Silivri'de siyasi tutuklu bulunan CHP'nin Cumhurbaşkanı adayı Ekrem İmamoğlu'nun Sosyalist Enternasyonal Konsey Toplantısı'nda okunan mektubu tüm dünyaya seslendi. İmamoğlu, 'Otokrasiler yenilmez değildir, geçmişte yenildiler, yine yenilecekler' mesajıyla

Sosyalist Enternasyonal’in altı ayda bir düzenlenen Konsey Toplantısı, bu kez Cumhuriyet Halk Partisi'nin (CHP) ev sahipliğinde İstanbul'da önemli mesajlara sahne oldu. Toplantının ikinci gününde en dikkat çekici anlardan biri, Silivri'de tutuklu bulunan CHP'nin Cumhurbaşkanı adayı Ekrem İmamoğlu'nun gönderdiği mektubun okunmasıydı.

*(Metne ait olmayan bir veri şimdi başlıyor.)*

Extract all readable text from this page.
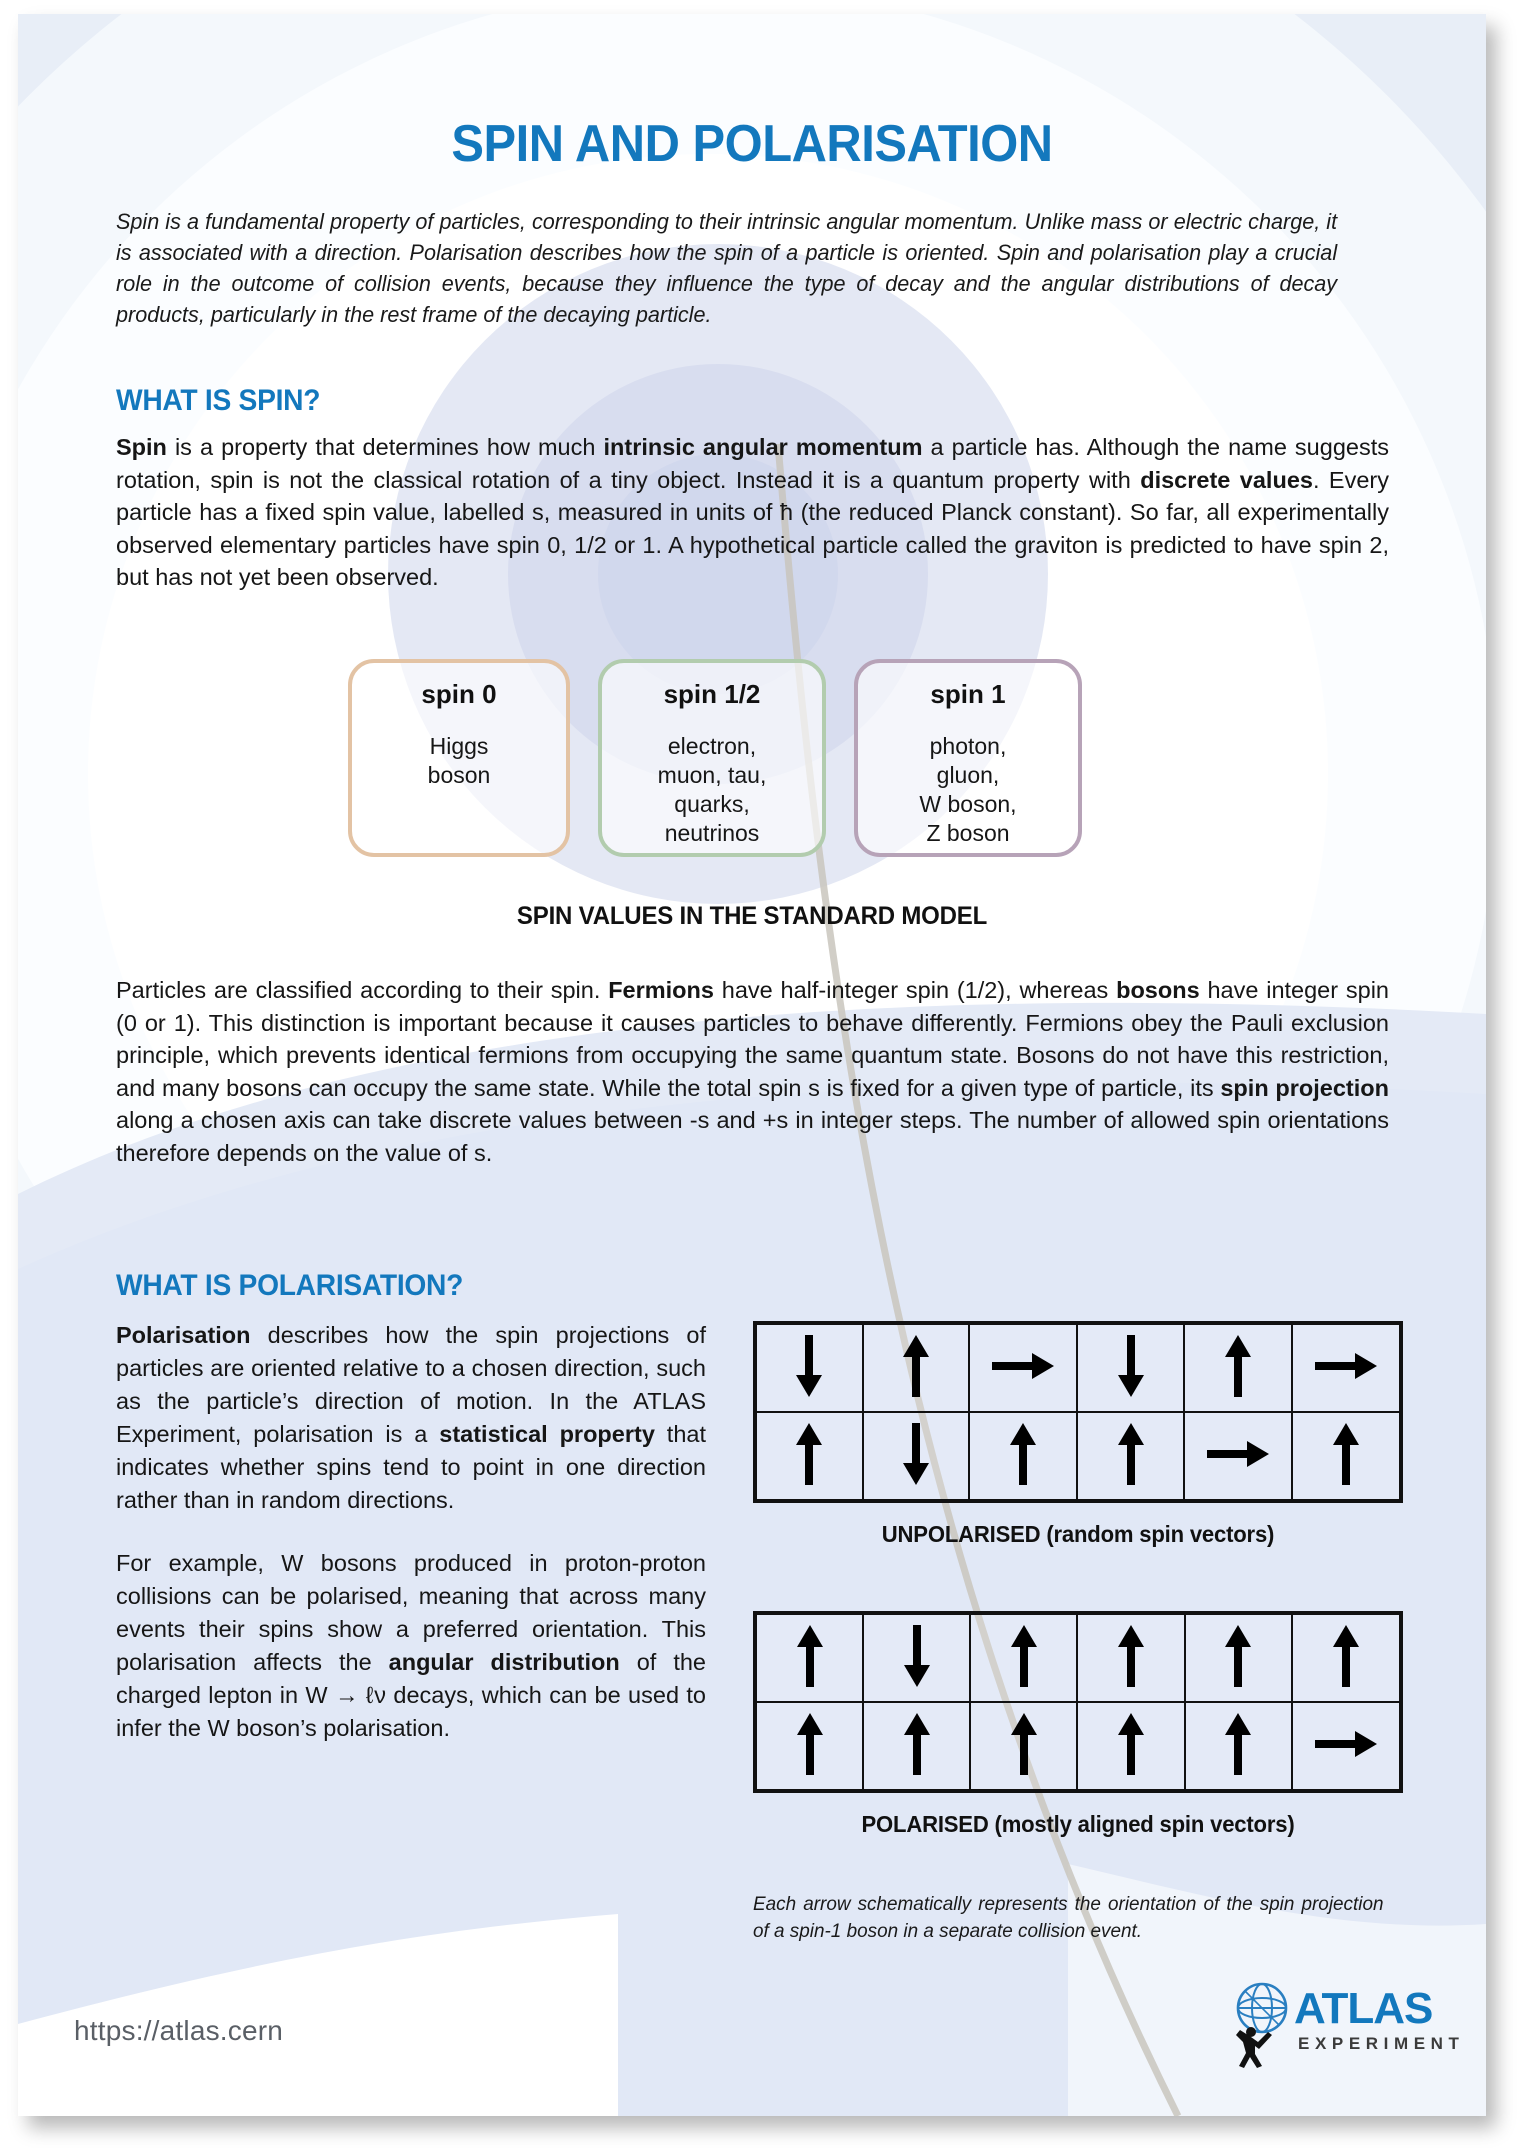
SPIN AND POLARISATION
Spin is a fundamental property of particles, corresponding to their intrinsic angular momentum. Unlike mass or electric charge, it is associated with a direction. Polarisation describes how the spin of a particle is oriented. Spin and polarisation play a crucial role in the outcome of collision events, because they influence the type of decay and the angular distributions of decay products, particularly in the rest frame of the decaying particle.
WHAT IS SPIN?
Spin is a property that determines how much intrinsic angular momentum a particle has. Although the name suggests rotation, spin is not the classical rotation of a tiny object. Instead it is a quantum property with discrete values. Every particle has a fixed spin value, labelled s, measured in units of ħ (the reduced Planck constant). So far, all experimentally observed elementary particles have spin 0, 1/2 or 1. A hypothetical particle called the graviton is predicted to have spin 2, but has not yet been observed.
spin 0
Higgs
boson
spin 1/2
electron,
muon, tau,
quarks,
neutrinos
spin 1
photon,
gluon,
W boson,
Z boson
SPIN VALUES IN THE STANDARD MODEL
Particles are classified according to their spin. Fermions have half-integer spin (1/2), whereas bosons have integer spin (0 or 1). This distinction is important because it causes particles to behave differently. Fermions obey the Pauli exclusion principle, which prevents identical fermions from occupying the same quantum state. Bosons do not have this restriction, and many bosons can occupy the same state. While the total spin s is fixed for a given type of particle, its spin projection along a chosen axis can take discrete values between -s and +s in integer steps. The number of allowed spin orientations therefore depends on the value of s.
WHAT IS POLARISATION?

Polarisation describes how the spin projections of particles are oriented relative to a chosen direction, such as the particle’s direction of motion. In the ATLAS Experiment, polarisation is a statistical property that indicates whether spins tend to point in one direction rather than in random directions.

For example, W bosons produced in proton-proton collisions can be polarised, meaning that across many events their spins show a preferred orientation. This polarisation affects the angular distribution of the charged lepton in W → ℓν decays, which can be used to infer the W boson’s polarisation.

UNPOLARISED (random spin vectors)

POLARISED (mostly aligned spin vectors)
Each arrow schematically represents the orientation of the spin projection of a spin-1 boson in a separate collision event.
https://atlas.cern	ATLAS
EXPERIMENT
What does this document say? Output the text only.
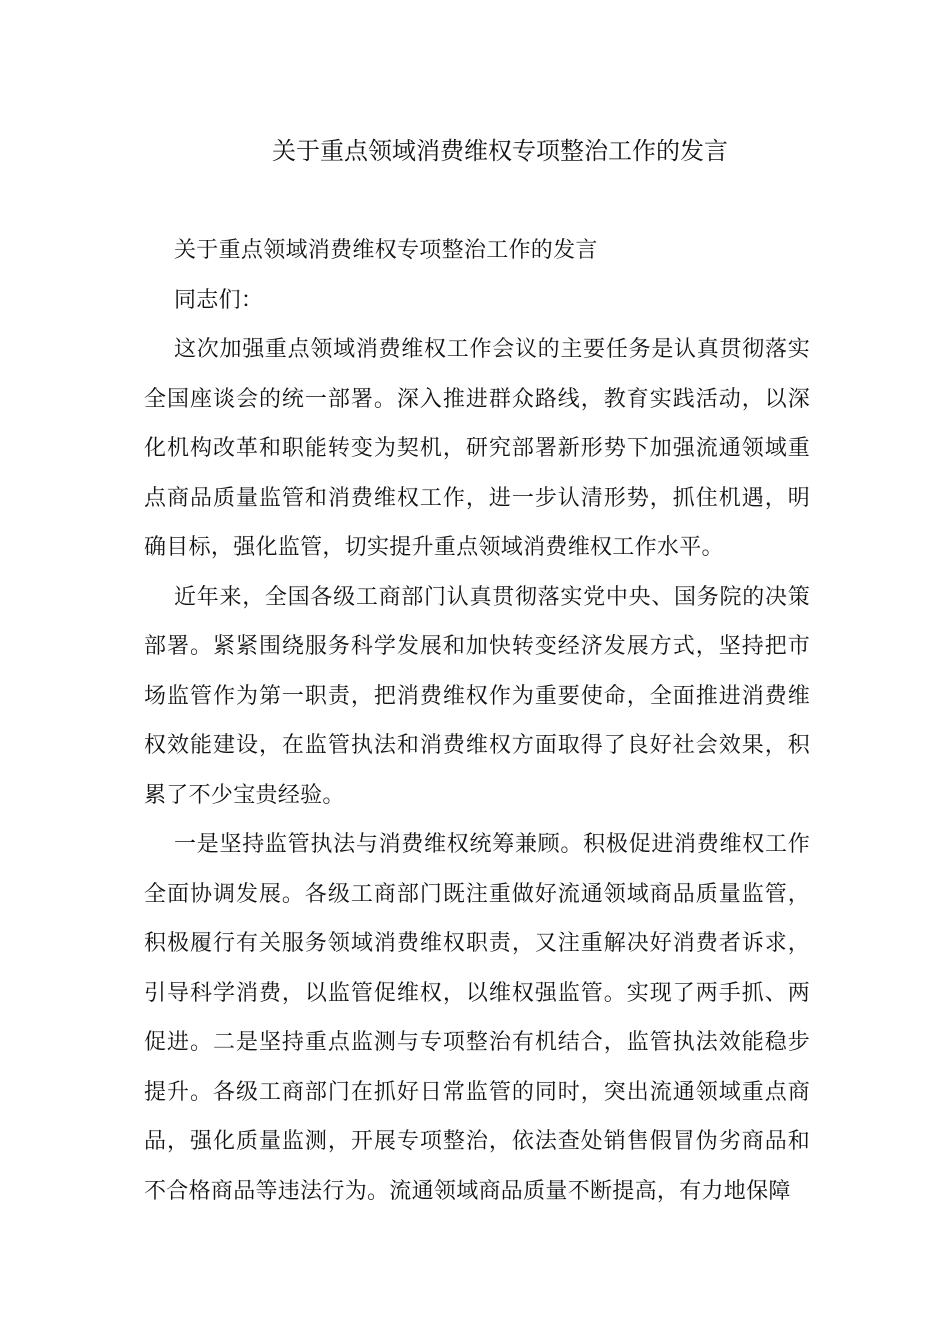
关于重点领域消费维权专项整治工作的发言

关于重点领域消费维权专项整治工作的发言

同志们：

这次加强重点领域消费维权工作会议的主要任务是认真贯彻落实全国座谈会的统一部署。深入推进群众路线，教育实践活动，以深化机构改革和职能转变为契机，研究部署新形势下加强流通领域重点商品质量监管和消费维权工作，进一步认清形势，抓住机遇，明确目标，强化监管，切实提升重点领域消费维权工作水平。

近年来，全国各级工商部门认真贯彻落实党中央、国务院的决策部署。紧紧围绕服务科学发展和加快转变经济发展方式，坚持把市场监管作为第一职责，把消费维权作为重要使命，全面推进消费维权效能建设，在监管执法和消费维权方面取得了良好社会效果，积累了不少宝贵经验。

一是坚持监管执法与消费维权统筹兼顾。积极促进消费维权工作全面协调发展。各级工商部门既注重做好流通领域商品质量监管，积极履行有关服务领域消费维权职责，又注重解决好消费者诉求，引导科学消费，以监管促维权，以维权强监管。实现了两手抓、两促进。二是坚持重点监测与专项整治有机结合，监管执法效能稳步提升。各级工商部门在抓好日常监管的同时，突出流通领域重点商品，强化质量监测，开展专项整治，依法查处销售假冒伪劣商品和不合格商品等违法行为。流通领域商品质量不断提高，有力地保障
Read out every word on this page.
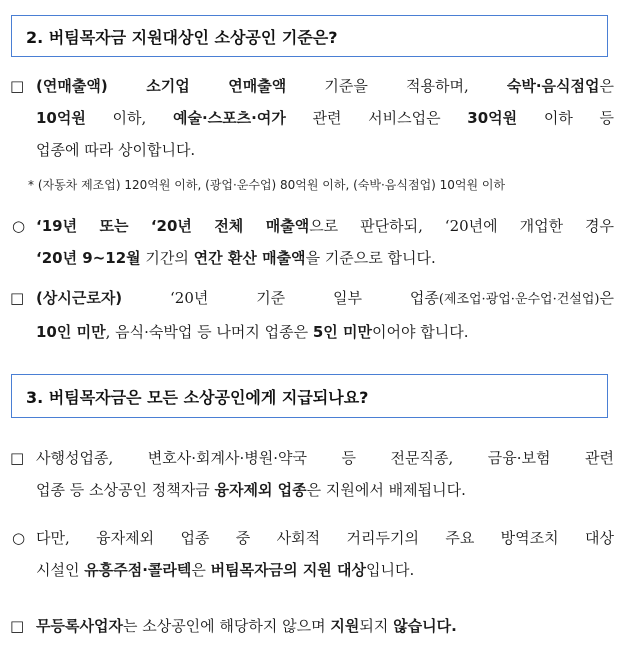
2. 버팀목자금 지원대상인 소상공인 기준은?
□ (연매출액) 소기업 연매출액 기준을 적용하며, 숙박·음식점업은
10억원 이하, 예술·스포츠·여가 관련 서비스업은 30억원 이하 등
업종에 따라 상이합니다.
* (자동차 제조업) 120억원 이하, (광업·운수업) 80억원 이하, (숙박·음식점업) 10억원 이하
○ ‘19년 또는 ‘20년 전체 매출액으로 판단하되, ‘20년에 개업한 경우
‘20년 9~12월 기간의 연간 환산 매출액을 기준으로 합니다.
□ (상시근로자) ‘20년 기준 일부 업종(제조업·광업·운수업·건설업)은
10인 미만, 음식·숙박업 등 나머지 업종은 5인 미만이어야 합니다.
3. 버팀목자금은 모든 소상공인에게 지급되나요?
□ 사행성업종, 변호사·회계사·병원·약국 등 전문직종, 금융·보험 관련
업종 등 소상공인 정책자금 융자제외 업종은 지원에서 배제됩니다.
○ 다만, 융자제외 업종 중 사회적 거리두기의 주요 방역조치 대상
시설인 유흥주점·콜라텍은 버팀목자금의 지원 대상입니다.
□ 무등록사업자는 소상공인에 해당하지 않으며 지원되지 않습니다.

Mektubu okuyan CHP Genel Sekreteri ve Kadın Sosyalist Enternasyonal Başkan Yardımcısı Selin Sayek Böke, mesajın sadece bir selamlama ve dayanışma ifadesi olmadığını vurguladı. Böke, bu mektubun "Hayatın her alanını kuşatmaya çalışan bir karanlığa son vermekte kararlı olan on milyonların ortak iradesi ve ortak sesini" taşıdığını belirtti. Bu sesin sahibinin, Türkiye'de aydınlığı, yani demokrasiyi, adaleti ve özgürlüğü inşa etmekte kararlı olan halkın ta kendisi olduğunu söyledi.

Ekrem İmamoğlu'nun Böke tarafından okunan mektubundaki ifadeler, tüm salonda yankılandı. İmamoğlu, katılımcıları İstanbul'da ağırlamaktan duyduğu memnuniyeti dile getirirken, onları bizzat karşılayamamasının üzüntüsünü belirtti ve kalbinin, iradesinin ve inancının salondaki dostluk ve dayanışmanın yanında olduğunu ifade etti. İstanbul'un, tarih boyunca kültürlerin buluştuğu bir kavşak, sürekli tarih yazan, baskıya ve dayatmaya boyun eğmeyen, bağımsızlığın, özgürlüğün ve büyük değişimlerin kalbinin attığı bir şehir olduğunu hatırlattı. Taksim'deki 1 Mayıs buluşmalarından Gezi Parkı direnişine, bugünkü Saraçhane ve diğer semtlerdeki mitinglere kadar büyük değişimlerin İstanbul'da hep var olduğunu, yurttaşların her dönemde meydanlarda sesini yükseltip hakkını aradığını söyledi. Bu sesin şimdi gençlerin cesaretinde, kadınların direncinde ve halkın susmayan vicdanında görüldüğünü ve duyulduğunu belirtti.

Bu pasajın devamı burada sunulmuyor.